3.3.2 Explore Data

Explore the data to understand its structure and assess its quality. At this stage, identify the data types and detect any noise present. Check for missing values as well as numeric outliers.

Note:

Each record in the database is called a case, and each case is identified by a case_id. Here, the case id is TIME_ID, which serves as the independent variable. You are forecasting sales over evenly spaced time intervals.

The following steps will guide you through exploratory data analysis.

  1. Import libraries

    Run the following command in an R interpreter paragraph (using %r) in a notebook to import the Oracle Machine Learning for R libraries and suppress warnings regarding row ordering. This establishes a default connection to the database for use by OML4R.

    Note:

    The OML4R functions are prefixed with "ore," which refers to the original product name "Oracle R Enterprise."
    library(ORE)
    options(ore.warn.order=FALSE)
  2. Create a DataFrame proxy object on the SH.SALES table

    Use the ore.sync function to create the a proxy object ESM_SALES for the SH.SALES database table. The ore.sync function returns an ore.frame object that represents the table in OML4R.

    This script uses the ore.sync function to create a data.frame proxy object to the table SH.SALES in the object ESM_SALES. It then attaches the synchronized object to the R environment with ore.attach(), allowing direct access to ESM_SALES as if it were a local data frame. Finally, it displays the first few rows of this data using head() combined with ORE’s formatted output function z.show().
    ore.sync(query = c(ESM_SALES = "select * from SH.SALES"))
    ore.attach()
    z.show(head(ESM_SALES))

    The output appears as follows:


    Shows the top 5 rows of sales data.

    This output displays the first 6 rows of the SH.SALES database table, including all available columns. It allows you to quickly inspect a sample of the sales data stored in the Oracle database directly from your OML4R session.

  3. Sales dataset row and column count

    To determine the number of rows and columns in the ore.frame object SALES, use the function dim(SALES).

    This script runs an R command inside a notebook to return the number of rows and columns of the ESM_SALES data frame or table.

    %r
     
    dim(ESM_SALES)

    This image shows the number of rows and columns in the ESM_SALES dataset.

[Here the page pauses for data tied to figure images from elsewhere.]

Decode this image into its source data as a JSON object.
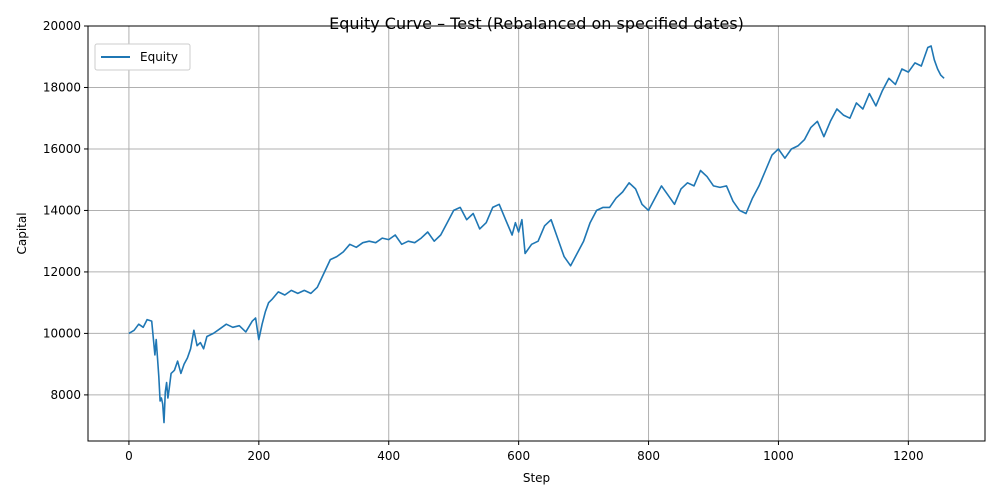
{
  "chart_data": {
    "type": "line",
    "title": "Equity Curve – Test (Rebalanced on specified dates)",
    "xlabel": "Step",
    "ylabel": "Capital",
    "xlim": [
      -63,
      1318
    ],
    "ylim": [
      6500,
      20000
    ],
    "xticks": [
      0,
      200,
      400,
      600,
      800,
      1000,
      1200
    ],
    "yticks": [
      8000,
      10000,
      12000,
      14000,
      16000,
      18000,
      20000
    ],
    "grid": true,
    "legend_position": "top-left",
    "colors": {
      "equity": "#1f77b4",
      "grid": "#b0b0b0"
    },
    "series": [
      {
        "name": "Equity",
        "x": [
          0,
          8,
          15,
          22,
          28,
          35,
          40,
          42,
          44,
          46,
          48,
          50,
          52,
          54,
          56,
          58,
          60,
          62,
          65,
          70,
          75,
          80,
          85,
          90,
          95,
          100,
          105,
          110,
          115,
          120,
          130,
          140,
          150,
          160,
          170,
          180,
          190,
          195,
          200,
          205,
          210,
          215,
          220,
          230,
          240,
          250,
          260,
          270,
          280,
          290,
          300,
          310,
          320,
          330,
          340,
          350,
          360,
          370,
          380,
          390,
          400,
          410,
          420,
          430,
          440,
          450,
          460,
          470,
          480,
          490,
          500,
          510,
          520,
          530,
          540,
          550,
          560,
          570,
          580,
          590,
          595,
          600,
          605,
          610,
          620,
          630,
          640,
          650,
          660,
          670,
          680,
          690,
          700,
          710,
          720,
          730,
          740,
          750,
          760,
          770,
          780,
          790,
          800,
          810,
          820,
          830,
          840,
          850,
          860,
          870,
          880,
          890,
          900,
          910,
          920,
          930,
          940,
          950,
          960,
          970,
          980,
          990,
          1000,
          1010,
          1020,
          1030,
          1040,
          1050,
          1060,
          1070,
          1080,
          1090,
          1100,
          1110,
          1120,
          1130,
          1140,
          1150,
          1160,
          1170,
          1180,
          1190,
          1200,
          1210,
          1220,
          1230,
          1235,
          1240,
          1245,
          1250,
          1255
        ],
        "values": [
          10000,
          10100,
          10300,
          10200,
          10450,
          10400,
          9300,
          9800,
          9200,
          8600,
          7800,
          7900,
          7700,
          7100,
          8100,
          8400,
          7900,
          8200,
          8700,
          8800,
          9100,
          8700,
          9000,
          9200,
          9500,
          10100,
          9600,
          9700,
          9500,
          9900,
          10000,
          10150,
          10300,
          10200,
          10250,
          10050,
          10400,
          10500,
          9800,
          10300,
          10700,
          11000,
          11100,
          11350,
          11250,
          11400,
          11300,
          11400,
          11300,
          11500,
          11950,
          12400,
          12500,
          12650,
          12900,
          12800,
          12950,
          13000,
          12950,
          13100,
          13050,
          13200,
          12900,
          13000,
          12950,
          13100,
          13300,
          13000,
          13200,
          13600,
          14000,
          14100,
          13700,
          13900,
          13400,
          13600,
          14100,
          14200,
          13700,
          13200,
          13600,
          13300,
          13700,
          12600,
          12900,
          13000,
          13500,
          13700,
          13100,
          12500,
          12200,
          12600,
          13000,
          13600,
          14000,
          14100,
          14100,
          14400,
          14600,
          14900,
          14700,
          14200,
          14000,
          14400,
          14800,
          14500,
          14200,
          14700,
          14900,
          14800,
          15300,
          15100,
          14800,
          14750,
          14800,
          14300,
          14000,
          13900,
          14400,
          14800,
          15300,
          15800,
          16000,
          15700,
          16000,
          16100,
          16300,
          16700,
          16900,
          16400,
          16900,
          17300,
          17100,
          17000,
          17500,
          17300,
          17800,
          17400,
          17900,
          18300,
          18100,
          18600,
          18500,
          18800,
          18700,
          19300,
          19350,
          18900,
          18600,
          18400,
          18300
        ]
      }
    ]
  }
}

    The output shows the number of rows and columns in the ESM_SALES dataset to understand the shape and scale of the data you are working with in OML4R.

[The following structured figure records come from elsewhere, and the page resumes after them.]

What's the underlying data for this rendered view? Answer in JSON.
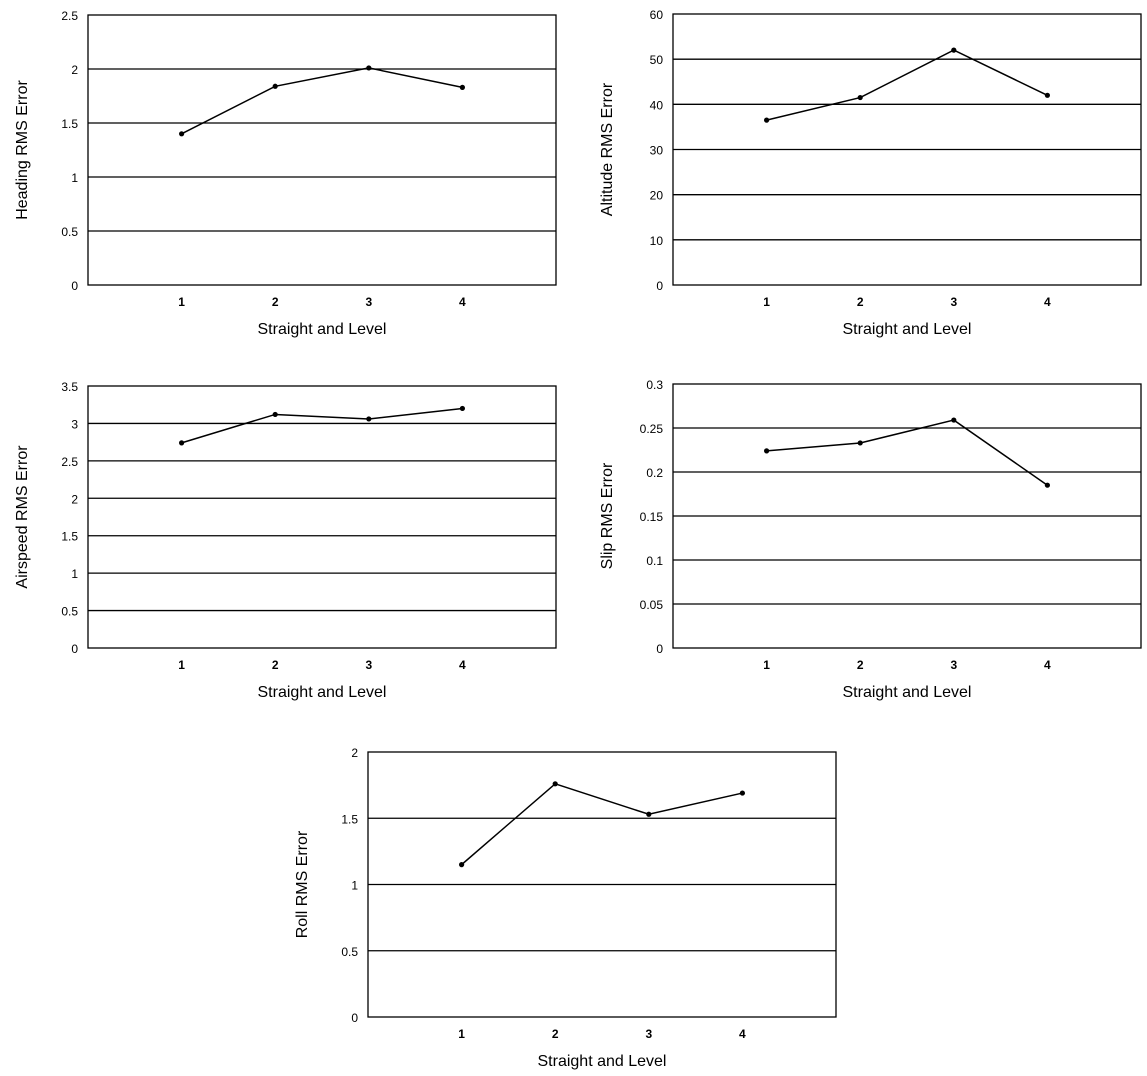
{
  "chart_data": [
    {
      "type": "line",
      "xlabel": "Straight and Level",
      "ylabel": "Heading RMS Error",
      "x": [
        1,
        2,
        3,
        4
      ],
      "x_tick_labels": [
        "1",
        "2",
        "3",
        "4"
      ],
      "ylim": [
        0,
        2.5
      ],
      "y_ticks": [
        0,
        0.5,
        1,
        1.5,
        2,
        2.5
      ],
      "y_tick_labels": [
        "0",
        "0.5",
        "1",
        "1.5",
        "2",
        "2.5"
      ],
      "grid": true,
      "series": [
        {
          "values": [
            1.4,
            1.84,
            2.01,
            1.83
          ]
        }
      ]
    },
    {
      "type": "line",
      "xlabel": "Straight and Level",
      "ylabel": "Altitude RMS Error",
      "x": [
        1,
        2,
        3,
        4
      ],
      "x_tick_labels": [
        "1",
        "2",
        "3",
        "4"
      ],
      "ylim": [
        0,
        60
      ],
      "y_ticks": [
        0,
        10,
        20,
        30,
        40,
        50,
        60
      ],
      "y_tick_labels": [
        "0",
        "10",
        "20",
        "30",
        "40",
        "50",
        "60"
      ],
      "grid": true,
      "series": [
        {
          "values": [
            36.5,
            41.5,
            52,
            42
          ]
        }
      ]
    },
    {
      "type": "line",
      "xlabel": "Straight and Level",
      "ylabel": "Airspeed RMS Error",
      "x": [
        1,
        2,
        3,
        4
      ],
      "x_tick_labels": [
        "1",
        "2",
        "3",
        "4"
      ],
      "ylim": [
        0,
        3.5
      ],
      "y_ticks": [
        0,
        0.5,
        1,
        1.5,
        2,
        2.5,
        3,
        3.5
      ],
      "y_tick_labels": [
        "0",
        "0.5",
        "1",
        "1.5",
        "2",
        "2.5",
        "3",
        "3.5"
      ],
      "grid": true,
      "series": [
        {
          "values": [
            2.74,
            3.12,
            3.06,
            3.2
          ]
        }
      ]
    },
    {
      "type": "line",
      "xlabel": "Straight and Level",
      "ylabel": "Slip RMS Error",
      "x": [
        1,
        2,
        3,
        4
      ],
      "x_tick_labels": [
        "1",
        "2",
        "3",
        "4"
      ],
      "ylim": [
        0,
        0.3
      ],
      "y_ticks": [
        0,
        0.05,
        0.1,
        0.15,
        0.2,
        0.25,
        0.3
      ],
      "y_tick_labels": [
        "0",
        "0.05",
        "0.1",
        "0.15",
        "0.2",
        "0.25",
        "0.3"
      ],
      "grid": true,
      "series": [
        {
          "values": [
            0.224,
            0.233,
            0.259,
            0.185
          ]
        }
      ]
    },
    {
      "type": "line",
      "xlabel": "Straight and Level",
      "ylabel": "Roll RMS Error",
      "x": [
        1,
        2,
        3,
        4
      ],
      "x_tick_labels": [
        "1",
        "2",
        "3",
        "4"
      ],
      "ylim": [
        0,
        2
      ],
      "y_ticks": [
        0,
        0.5,
        1,
        1.5,
        2
      ],
      "y_tick_labels": [
        "0",
        "0.5",
        "1",
        "1.5",
        "2"
      ],
      "grid": true,
      "series": [
        {
          "values": [
            1.15,
            1.76,
            1.53,
            1.69
          ]
        }
      ]
    }
  ]
}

  4. Sales Dataset Column Types

    Use the following code to view the data type of each column.

    This script retrieves and displays metadata for the ESM_SALES object in OML4R, providing details about the structure and columns of the linked Oracle database table.

    
    %r
     
    ESM_SALES@desc
    The output appears as follows:
    The image shows the data type of each column in the ESM_SALES dataset

    The output of ESM_SALES@desc is a structure of the ESM_SALES object. It includes Column names and Data types.

  5. Count of missing values by column

    To check if there are any missing values in the data, run the following code. It returns you the total number of missing values in the ESM_SALES proxy object to assess data completeness.

    %r
     
    sum(is.na(ESM_SALES))

    The output appears as 0, which indicates that there are no missing values in the ESM_SALES proxy object.

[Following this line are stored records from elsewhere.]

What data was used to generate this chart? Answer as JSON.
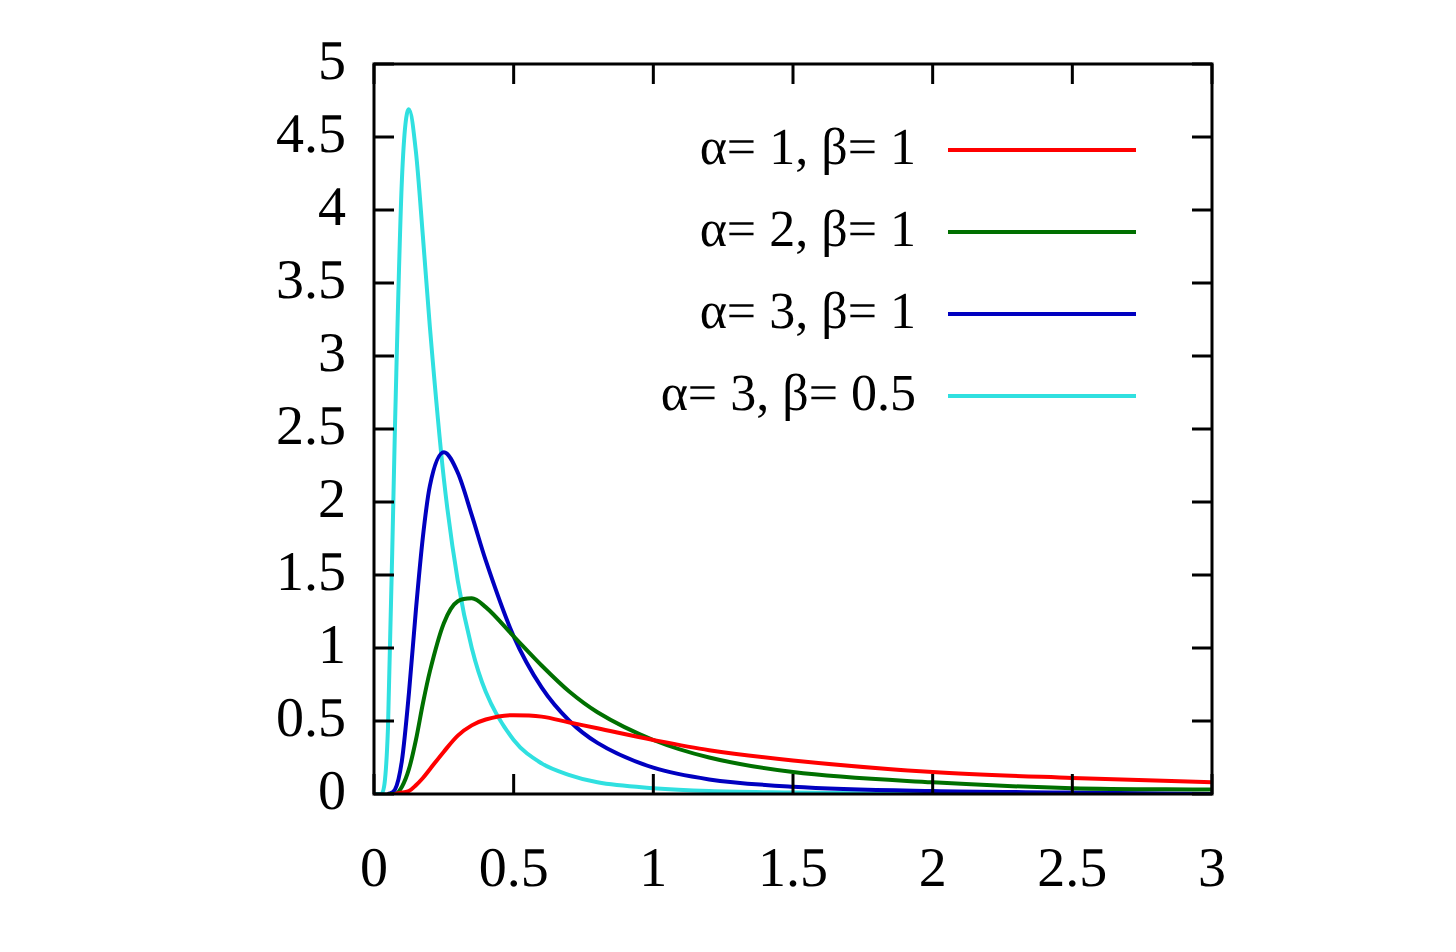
{
  "chart_data": {
    "type": "line",
    "x": [
      0,
      0.025,
      0.05,
      0.075,
      0.1,
      0.125,
      0.15,
      0.175,
      0.2,
      0.25,
      0.3,
      0.35,
      0.4,
      0.5,
      0.6,
      0.7,
      0.8,
      1,
      1.2,
      1.5,
      2,
      2.5,
      3
    ],
    "series": [
      {
        "name": "α= 1, β= 1",
        "color": "#ff0000",
        "values": [
          null,
          null,
          null,
          0,
          0.01,
          0.02,
          0.06,
          0.11,
          0.17,
          0.29,
          0.4,
          0.47,
          0.51,
          0.54,
          0.53,
          0.49,
          0.45,
          0.37,
          0.3,
          0.23,
          0.15,
          0.11,
          0.08
        ]
      },
      {
        "name": "α= 2, β= 1",
        "color": "#007000",
        "values": [
          null,
          null,
          0,
          0,
          0.05,
          0.17,
          0.37,
          0.62,
          0.84,
          1.17,
          1.32,
          1.34,
          1.28,
          1.08,
          0.88,
          0.7,
          0.56,
          0.37,
          0.25,
          0.15,
          0.08,
          0.04,
          0.03
        ]
      },
      {
        "name": "α= 3, β= 1",
        "color": "#0000c0",
        "values": [
          null,
          null,
          0,
          0.03,
          0.23,
          0.69,
          1.26,
          1.76,
          2.11,
          2.34,
          2.2,
          1.91,
          1.6,
          1.08,
          0.73,
          0.5,
          0.35,
          0.18,
          0.1,
          0.05,
          0.02,
          0.01,
          0
        ]
      },
      {
        "name": "α= 3, β= 0.5",
        "color": "#30e0e0",
        "values": [
          0,
          0,
          0.45,
          2.51,
          4.21,
          4.69,
          4.4,
          3.82,
          3.2,
          2.16,
          1.46,
          1,
          0.7,
          0.37,
          0.21,
          0.13,
          0.08,
          0.04,
          0.02,
          0.01,
          0,
          null,
          null
        ]
      }
    ],
    "xlim": [
      0,
      3
    ],
    "xticks": [
      0,
      0.5,
      1,
      1.5,
      2,
      2.5,
      3
    ],
    "ylim": [
      0,
      5
    ],
    "yticks": [
      0,
      0.5,
      1,
      1.5,
      2,
      2.5,
      3,
      3.5,
      4,
      4.5,
      5
    ],
    "legend": "top right",
    "marker": "none",
    "line_style": "solid"
  }
}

  6. Prepare the data for sales forecasting, start by selecting the required columns from the SH.SALES table.

    Use the ore.sync() function to create a proxy object named SALES_TIME_AMOUNT containing the TIME_ID and AMOUNT_SOLD columns..

    This defines a new ore.data.frame object in R called SALES_TIME_AMOUNT by linking it to a query that selects TIME_ID and AMOUNT_SOLD columns from the SH.SALES table in an Oracle database. It helps in-database analytics without fully loading the data into R.

    %r
     
    ore.sync(query = c(SALES_TIME_AMOUNT = "select TIME_ID, AMOUNT_SOLD from SH.SALES"))
    z.show(head(SALES_TIME_AMOUNT)))

    This image shows the first 6 rows of the SALES_TIME_AMOUNT dataset.

    The output shows the formatted table with the first 6 rows of the SALES_TIME_AMOUNT dataset. It includes two columns:
    1. TIME_ID – A time identifier (date).
    2. AMOUNT_SOLD – A numeric value showing the amount sold for each transaction.
  7. Use the dim() function to view the dimensions (number of rows and columns) of the SALES_TIME_AMOUNT proxy object. This helps confirm the size of the dataset retrieved from the SH.SALES table.

    The returns the number of rows and columns in the SALES_TIME_AMOUNT dataset, showing you the shape of the data queried from the database.

    %r
     
    dim(SALES_TIME_AMOUNT)

    The image shows that the shows that the dataset contains 918843 rows and 2 columns.

    The output of dim(SALES_TIME_AMOUNT) shows that the dataset contains 918843 rows and 2 columns. This gives you a quick understanding of the dataset’s size and structure.

This gives you a quick understanding of the dataset’s size and structure.